7.2GB including Octo, so not too bad.

It’s all about ownership. All video games are digital, the only difference is the storage medium. You can have a library of discs and carts, or you can have a single modern HDD that holds as much as 100+ Blu-Rays for about $100.

The real issue is DRM and closed ecosystems that make preserving and sometimes even backing up or transferring ‘your’ games purposefully difficult, or lock them to hardware with swiftly planned obsolescence. The ideal solution are games downloaded from GOG or some other source which has no DRM to get in the way. These games can then be stored in a compression-enabled HDD (and backed up to another PC as well) so they are all readily accessible as long as I want them. I can copy and back them up whenever I want, or move them to new, more durable storage media in the future (I can even put the HDD in a fancy case and put it on my shelf!). That’s the best of both the physical and digital worlds, and in my opinion, all games should be available for that treatment.

Then the only hurdle is the online experiences of GaaS like Overwatch or WoW, which are inherently transient experiences anyway.

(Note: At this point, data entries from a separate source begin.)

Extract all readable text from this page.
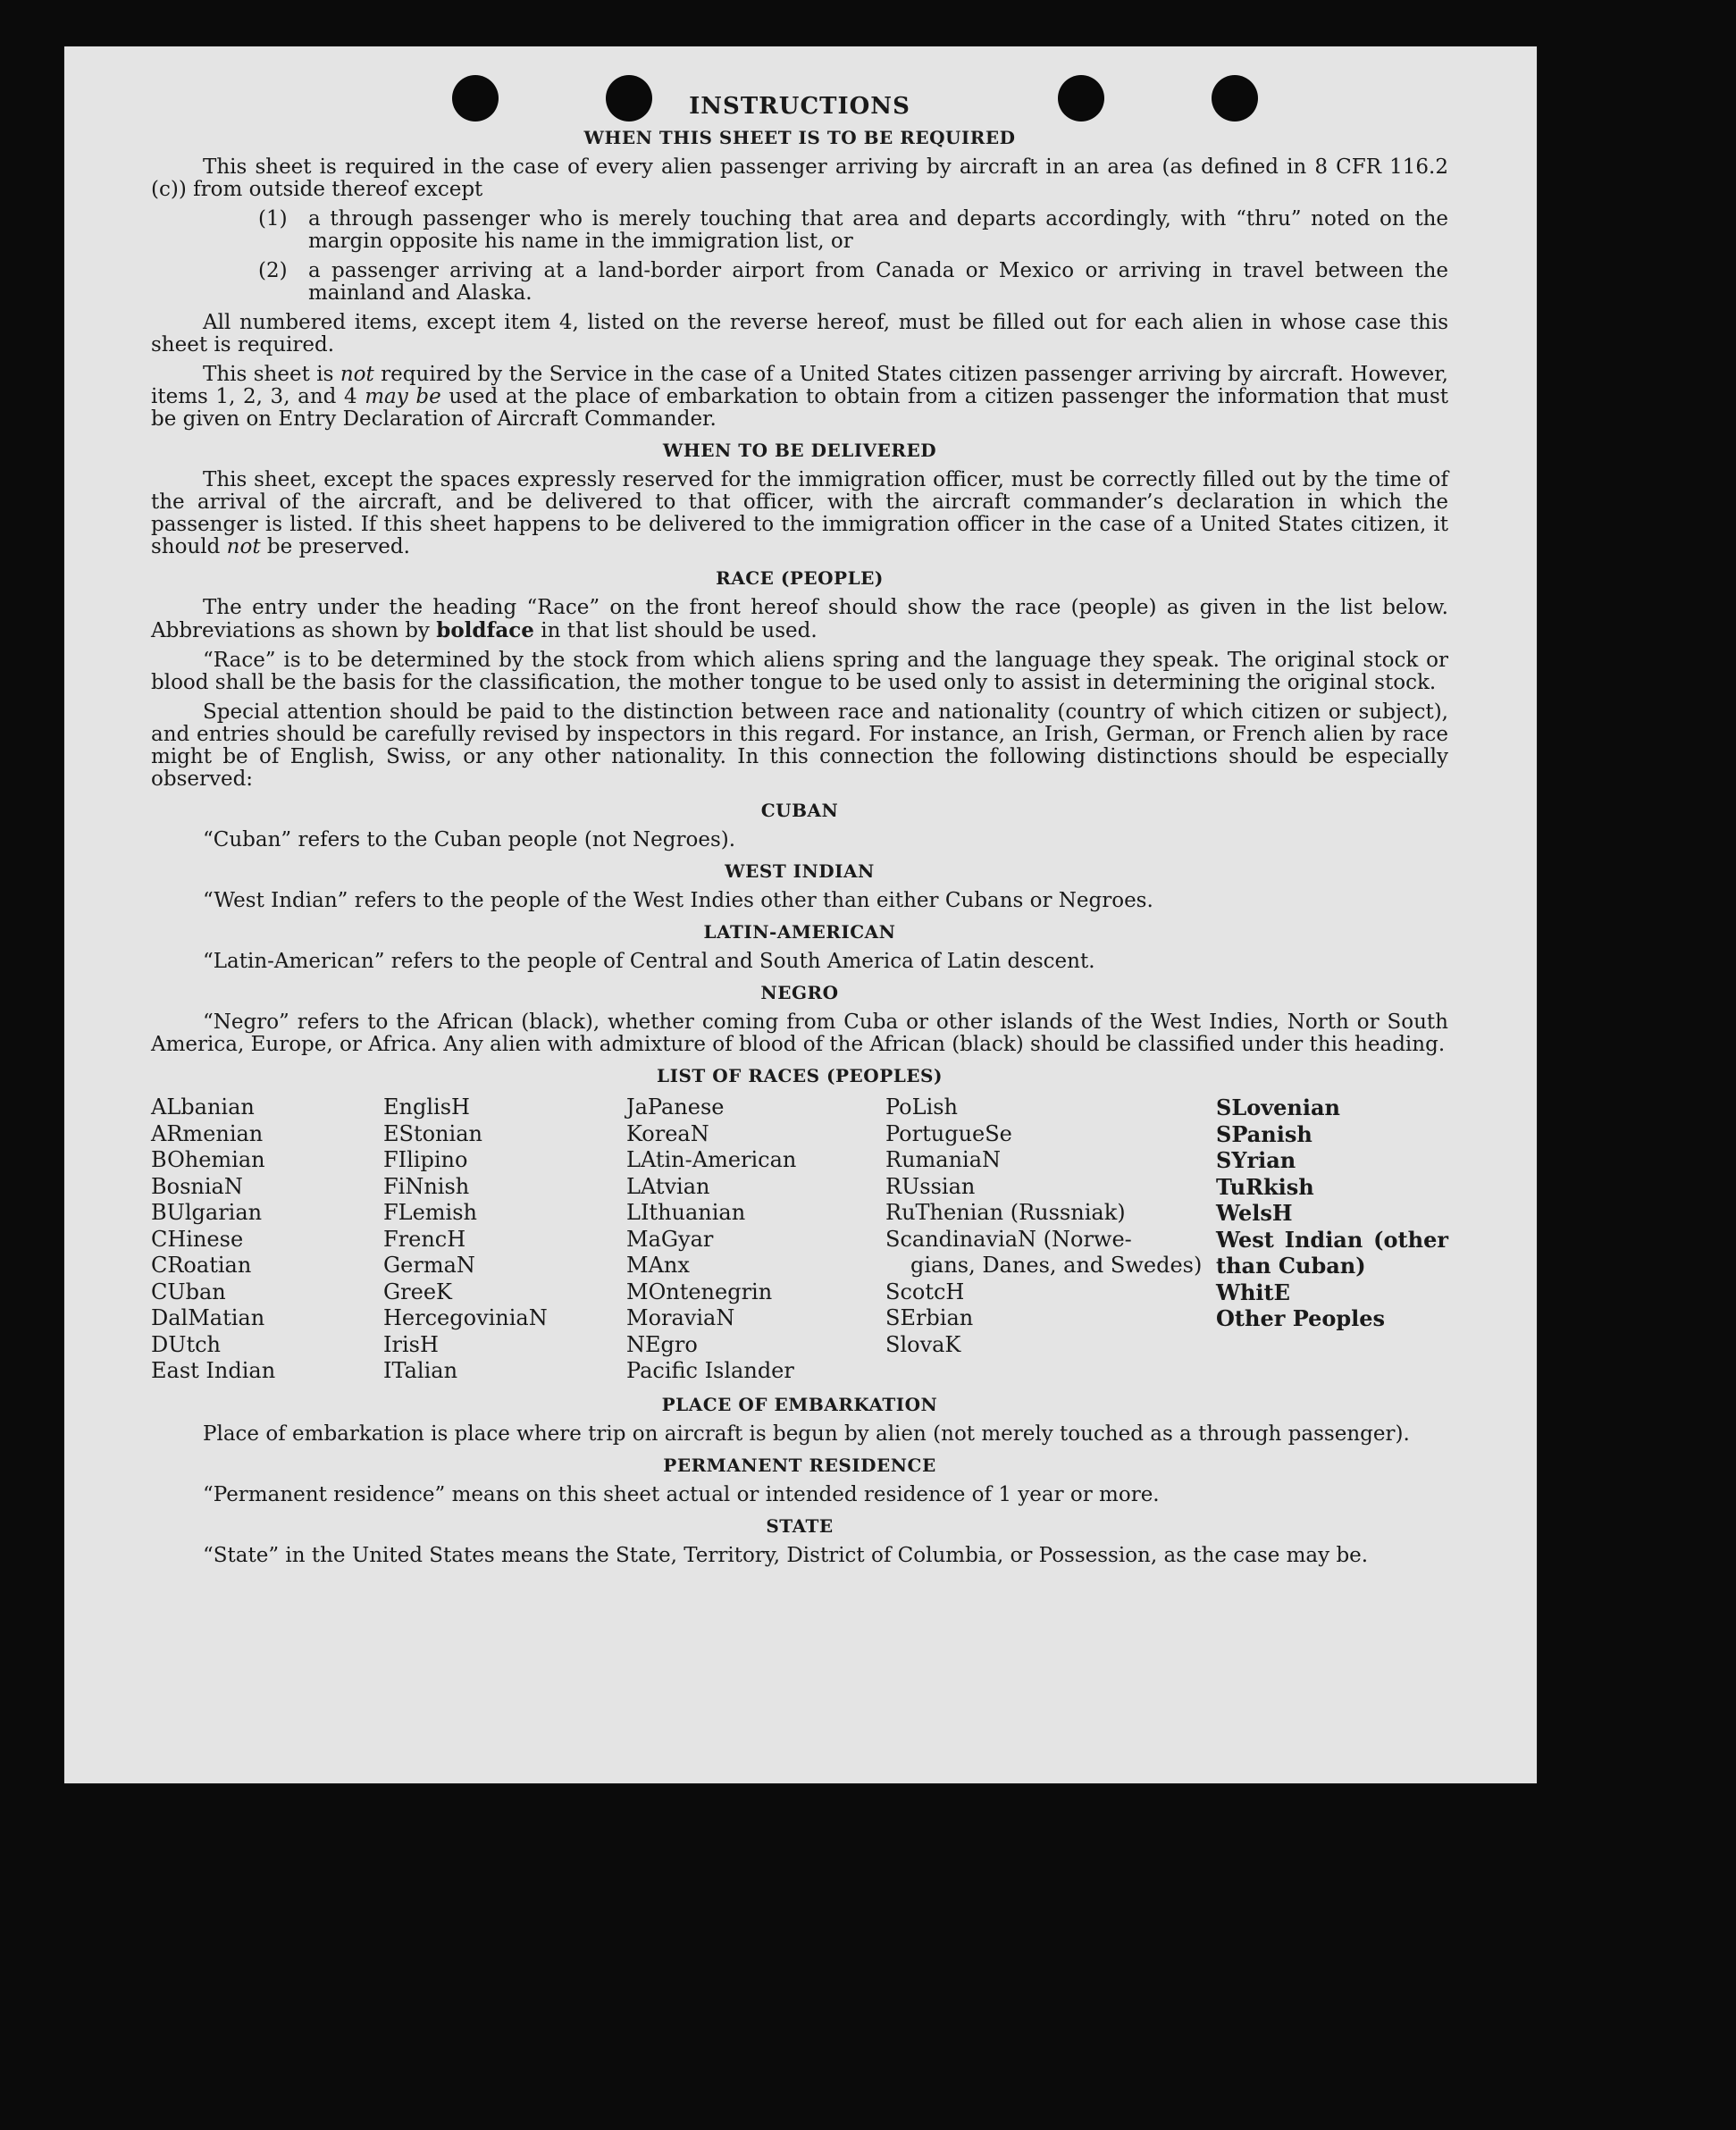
INSTRUCTIONS
WHEN THIS SHEET IS TO BE REQUIRED

This sheet is required in the case of every alien passenger arriving by aircraft in an area (as defined in 8 CFR 116.2 (c)) from outside thereof except

(1)	a through passenger who is merely touching that area and departs accordingly, with “thru” noted on the margin opposite his name in the immigration list, or
(2)	a passenger arriving at a land-border airport from Canada or Mexico or arriving in travel between the mainland and Alaska.

All numbered items, except item 4, listed on the reverse hereof, must be filled out for each alien in whose case this sheet is required.

This sheet is not required by the Service in the case of a United States citizen passenger arriving by aircraft. However, items 1, 2, 3, and 4 may be used at the place of embarkation to obtain from a citizen passenger the information that must be given on Entry Declaration of Aircraft Commander.

WHEN TO BE DELIVERED

This sheet, except the spaces expressly reserved for the immigration officer, must be correctly filled out by the time of the arrival of the aircraft, and be delivered to that officer, with the aircraft commander’s declaration in which the passenger is listed. If this sheet happens to be delivered to the immigration officer in the case of a United States citizen, it should not be preserved.

RACE (PEOPLE)

The entry under the heading “Race” on the front hereof should show the race (people) as given in the list below. Abbreviations as shown by boldface in that list should be used.

“Race” is to be determined by the stock from which aliens spring and the language they speak. The original stock or blood shall be the basis for the classification, the mother tongue to be used only to assist in determining the original stock.

Special attention should be paid to the distinction between race and nationality (country of which citizen or subject), and entries should be carefully revised by inspectors in this regard. For instance, an Irish, German, or French alien by race might be of English, Swiss, or any other nationality. In this connection the following distinctions should be especially observed:

CUBAN

“Cuban” refers to the Cuban people (not Negroes).

WEST INDIAN

“West Indian” refers to the people of the West Indies other than either Cubans or Negroes.

LATIN-AMERICAN

“Latin-American” refers to the people of Central and South America of Latin descent.

NEGRO

“Negro” refers to the African (black), whether coming from Cuba or other islands of the West Indies, North or South America, Europe, or Africa. Any alien with admixture of blood of the African (black) should be classified under this heading.

LIST OF RACES (PEOPLES)
ALbanian
ARmenian
BOhemian
BosniaN
BUlgarian
CHinese
CRoatian
CUban
DalMatian
DUtch
East Indian
EnglisH
EStonian
FIlipino
FiNnish
FLemish
FrencH
GermaN
GreeK
HercegoviniaN
IrisH
ITalian
JaPanese
KoreaN
LAtin-American
LAtvian
LIthuanian
MaGyar
MAnx
MOntenegrin
MoraviaN
NEgro
Pacific Islander
PoLish
PortugueSe
RumaniaN
RUssian
RuThenian (Russniak)
ScandinaviaN (Norwe-
gians, Danes, and Swedes)
ScotcH
SErbian
SlovaK
SLovenian
SPanish
SYrian
TuRkish
WelsH
West Indian (other than Cuban)
WhitE
Other Peoples
PLACE OF EMBARKATION

Place of embarkation is place where trip on aircraft is begun by alien (not merely touched as a through passenger).

PERMANENT RESIDENCE

“Permanent residence” means on this sheet actual or intended residence of 1 year or more.

STATE

“State” in the United States means the State, Territory, District of Columbia, or Possession, as the case may be.
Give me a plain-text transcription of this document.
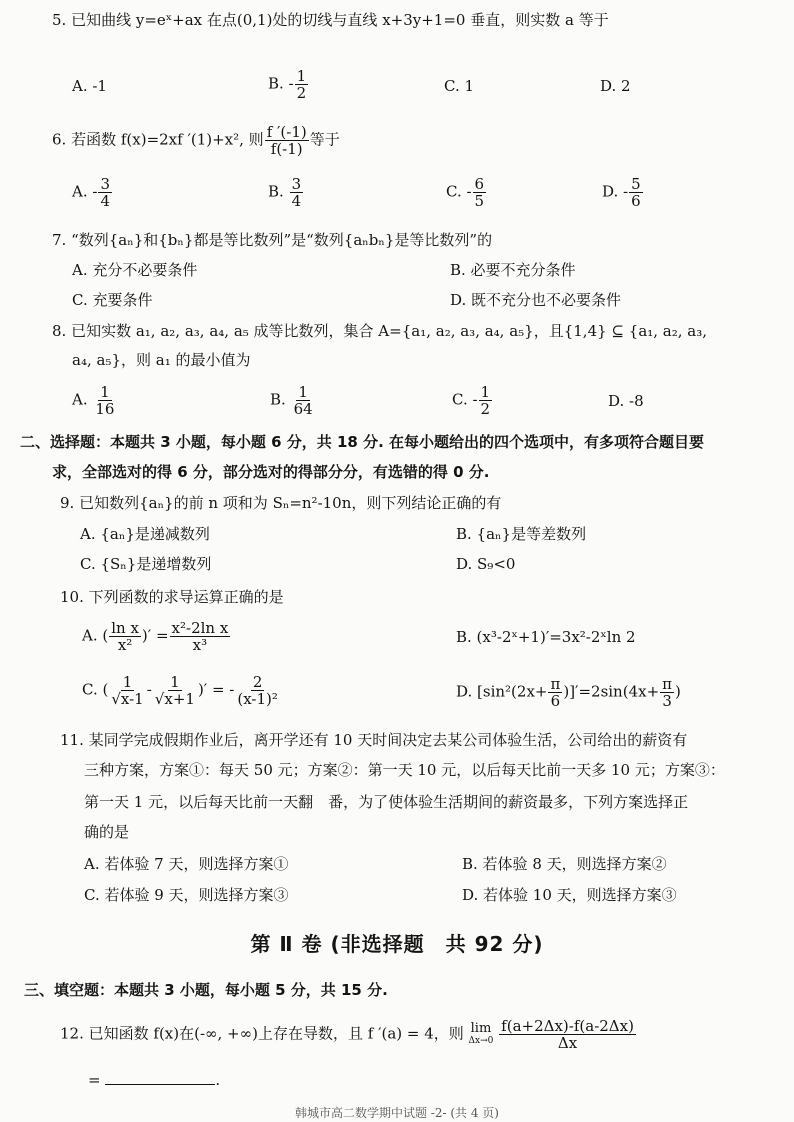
5. 已知曲线 y=eˣ+ax 在点(0,1)处的切线与直线 x+3y+1=0 垂直，则实数 a 等于
A. -1	B. - $\frac{1}{2}$	C. 1	D. 2
6. 若函数 f(x)=2xf ′(1)+x², 则 $\frac{f '(-1)}{f(-1)}$ 等于
A. - $\frac{3}{4}$	B. $\frac{3}{4}$	C. - $\frac{6}{5}$	D. - $\frac{5}{6}$
7. “数列{aₙ}和{bₙ}都是等比数列”是“数列{aₙbₙ}是等比数列”的
A. 充分不必要条件	B. 必要不充分条件
C. 充要条件	D. 既不充分也不必要条件
8. 已知实数 a₁, a₂, a₃, a₄, a₅ 成等比数列，集合 A={a₁, a₂, a₃, a₄, a₅}，且{1,4} ⊆ {a₁, a₂, a₃,
a₄, a₅}，则 a₁ 的最小值为
A. $\frac{1}{16}$	B. $\frac{1}{64}$	C. - $\frac{1}{2}$	D. -8
二、选择题：本题共 3 小题，每小题 6 分，共 18 分. 在每小题给出的四个选项中，有多项符合题目要
求，全部选对的得 6 分，部分选对的得部分分，有选错的得 0 分.
9. 已知数列{aₙ}的前 n 项和为 Sₙ=n²-10n，则下列结论正确的有
A. {aₙ}是递减数列	B. {aₙ}是等差数列
C. {Sₙ}是递增数列	D. S₉<0
10. 下列函数的求导运算正确的是
A. ( $\frac{\text{ln x}}{\text{x²}}$ )′ = $\frac{\text{x²-2ln x}}{\text{x³}}$	B. (x³-2ˣ+1)′=3x²-2ˣln 2
C. ( $\frac{1}{√x-1} - \frac{1}{√x+1}$ )′ = - $\frac{2}{\text{(x-1)²}}$	D. $[\sin^2(2x+ \frac{\pi}{6} )]'=2\sin(4x+ \frac{\pi}{3}$ )
11. 某同学完成假期作业后，离开学还有 10 天时间决定去某公司体验生活，公司给出的薪资有
三种方案，方案①：每天 50 元；方案②：第一天 10 元，以后每天比前一天多 10 元；方案③：
第一天 1 元，以后每天比前一天翻　番，为了使体验生活期间的薪资最多，下列方案选择正
确的是
A. 若体验 7 天，则选择方案①	B. 若体验 8 天，则选择方案②
C. 若体验 9 天，则选择方案③	D. 若体验 10 天，则选择方案③
第 Ⅱ 卷 (非选择题　共 92 分)
三、填空题：本题共 3 小题，每小题 5 分，共 15 分.
12. 已知函数 f(x)在(-∞, +∞)上存在导数，且 f ′(a) = 4，则 lim
Δx→0
$\frac{f(a+2\Delta x)-f(a-2\Delta x)}{\Delta x}$
=	.
韩城市高二数学期中试题 -2- (共 4 页)
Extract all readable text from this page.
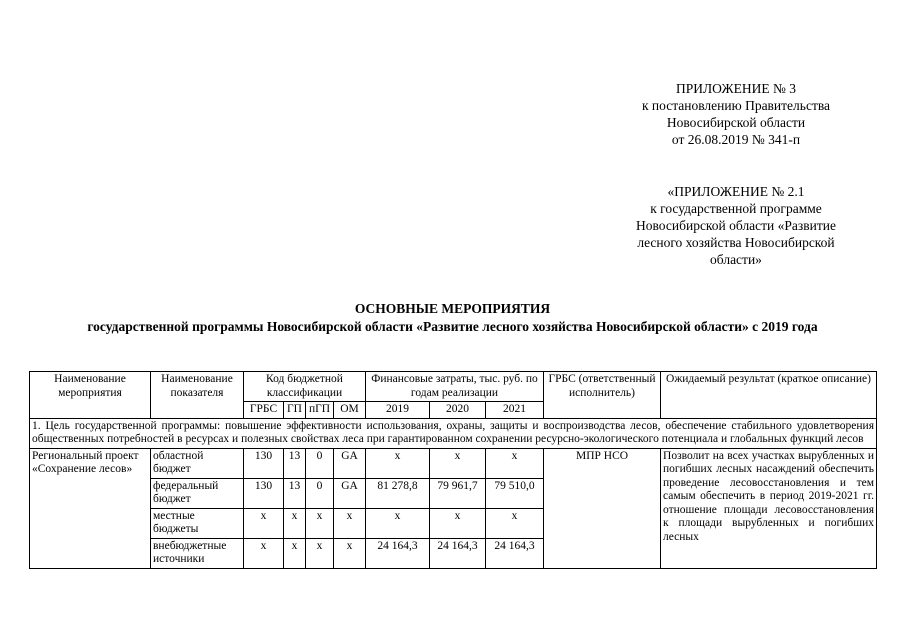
ПРИЛОЖЕНИЕ № 3
к постановлению Правительства
Новосибирской области
от 26.08.2019 № 341-п
«ПРИЛОЖЕНИЕ № 2.1
к государственной программе
Новосибирской области «Развитие
лесного хозяйства Новосибирской
области»
ОСНОВНЫЕ МЕРОПРИЯТИЯ
государственной программы Новосибирской области «Развитие лесного хозяйства Новосибирской области» с 2019 года
Наименование мероприятия	Наименование показателя	Код бюджетной классификации				Финансовые затраты, тыс. руб. по годам реализации			ГРБС (ответственный исполнитель)	Ожидаемый результат (краткое описание)
		ГРБС	ГП	пГП	ОМ	2019	2020	2021		
1. Цель государственной программы: повышение эффективности использования, охраны, защиты и воспроизводства лесов, обеспечение стабильного удовлетворения общественных потребностей в ресурсах и полезных свойствах леса при гарантированном сохранении ресурсно-экологического потенциала и глобальных функций лесов										
Региональный проект «Сохранение лесов»	областной бюджет	130	13	0	GA	х	х	х	МПР НСО	Позволит на всех участках вырубленных и погибших лесных насаждений обеспечить проведение лесовосстановления и тем самым обеспечить в период 2019-2021 гг. отношение площади лесовосстановления к площади вырубленных и погибших лесных
	федеральный бюджет	130	13	0	GA	81 278,8	79 961,7	79 510,0		
	местные бюджеты	х	х	х	х	х	х	х		
	внебюджетные источники	х	х	х	х	24 164,3	24 164,3	24 164,3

You see, my ideal solution for non-service games is a finished, patched game ‘pre-downloaded’ onto its own custom card, with a nice printed label, and even comes with its own case. Any time I want to play it I just grab the card and pop it in. No installing or patching or memory management or copying to larger drives or remembering which card/drive has which games on it and which save files are compatible with which version.

Also known as a physical retail release :wink:

Hey, now there’s a good idea! :laughing::sweat_smile:

I guess I’ve come to terms with not having boxes and such over the years for most games, probably because of shifting to PC. I will say it’s very convenient, especially in the age where disks usually require an update between playthroughs anyway. I just wish it were more consumer friendly.

I do love physical books though, so I can totally understand where everyone is coming from with physical games. Heck, I’d be all about them if vintage games were as cheap and accessible as books in general!

The discussion about what games are complete in their physical release is interesting, is there a list out there that tracks this stuff? Would be nice before shelling out money for an unfinished game.

Physical books tend to have benefits beyond commercial implications, such as price and reselling. They require no power. They can have extremely beautiful typography and presentation. They are much more easier to flip through.

I’d argue they are almost different categories. Coffee Table e-books are not really a thing.